Tomás se sentía inquieto esa mañana. No debió tocar esas tijeras el día anterior, sabiendo la aterradora fama de muertes y mala suerte que las rodeaban. No debió tocarlas ni mirarlas sin esa tela. Percibió que lo observaban cuando las descubrió. Era extraño pero una voz interior le advertía que estaban vivas y que pagaría muy caro el haberlas destruido.
—¡Ey Tomás! ¡Tu mujer! —le llamó alterado un joven empleado desde las oficinas.

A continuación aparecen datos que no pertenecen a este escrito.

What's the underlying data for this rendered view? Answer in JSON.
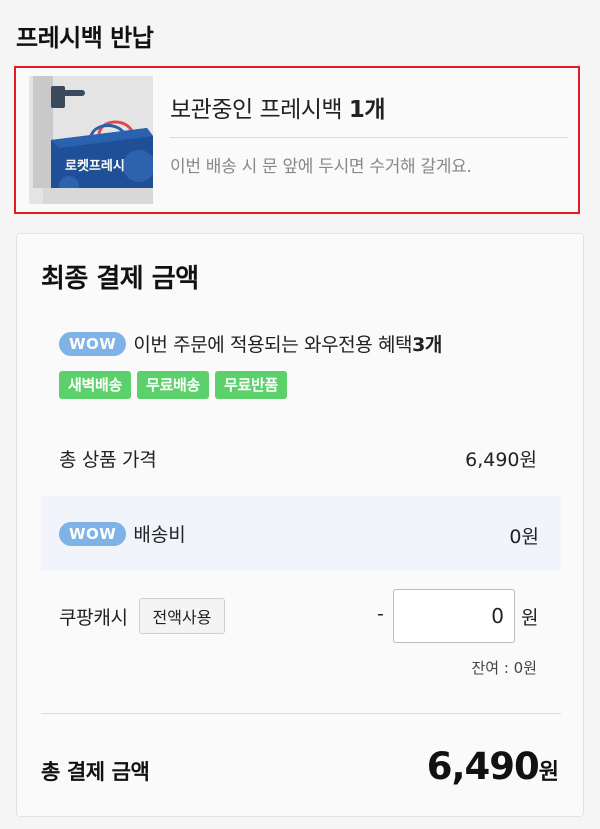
{
  "section_title": "프레시백 반납",
  "freshbag": {
    "image_text": "로켓프레시",
    "title_prefix": "보관중인 프레시백",
    "title_count": "1개",
    "description": "이번 배송 시 문 앞에 두시면 수거해 갈게요."
  },
  "payment": {
    "title": "최종 결제 금액",
    "wow_badge": "WOW",
    "benefit_text": "이번 주문에 적용되는 와우전용 혜택",
    "benefit_count": "3개",
    "tags": [
      "새벽배송",
      "무료배송",
      "무료반품"
    ],
    "product_total_label": "총 상품 가격",
    "product_total_value": "6,490원",
    "shipping_label": "배송비",
    "shipping_value": "0원",
    "cash_label": "쿠팡캐시",
    "use_all_button": "전액사용",
    "cash_minus": "-",
    "cash_input_value": "0",
    "cash_unit": "원",
    "cash_balance": "잔여 : 0원",
    "total_label": "총 결제 금액",
    "total_amount": "6,490",
    "total_unit": "원"
  },
  "colors": {
    "highlight_border": "#e41b23",
    "wow_badge": "#7fb3e8",
    "tag_green": "#5cd06a",
    "shipping_row_bg": "#f1f4fa"
  }
}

Tomás se acercó corriendo con el corazón encogido. Algo temía. Y no estaba equivocado. Era extraño que su mujer lo llamara a esas horas.
—¡Tomás! ¡No respiraba! ¡Lucí no respiraba! ¡Tomáaaaaaassssss! ¡Ha muerto nuestra pequeña! ¡Ha muerto! —Julia profería gritos y lloros.
El hombre se quedó en shock. Dejó caer el teléfono al suelo. ¡Esas putas tijeras corrompidas, infestadas de infortunio y maldad!
—¡Lucíaa! —gritó Tomás desencajado y perdido. Atormentado.
Abandonó la empresa a toda velocidad poseído por la locura.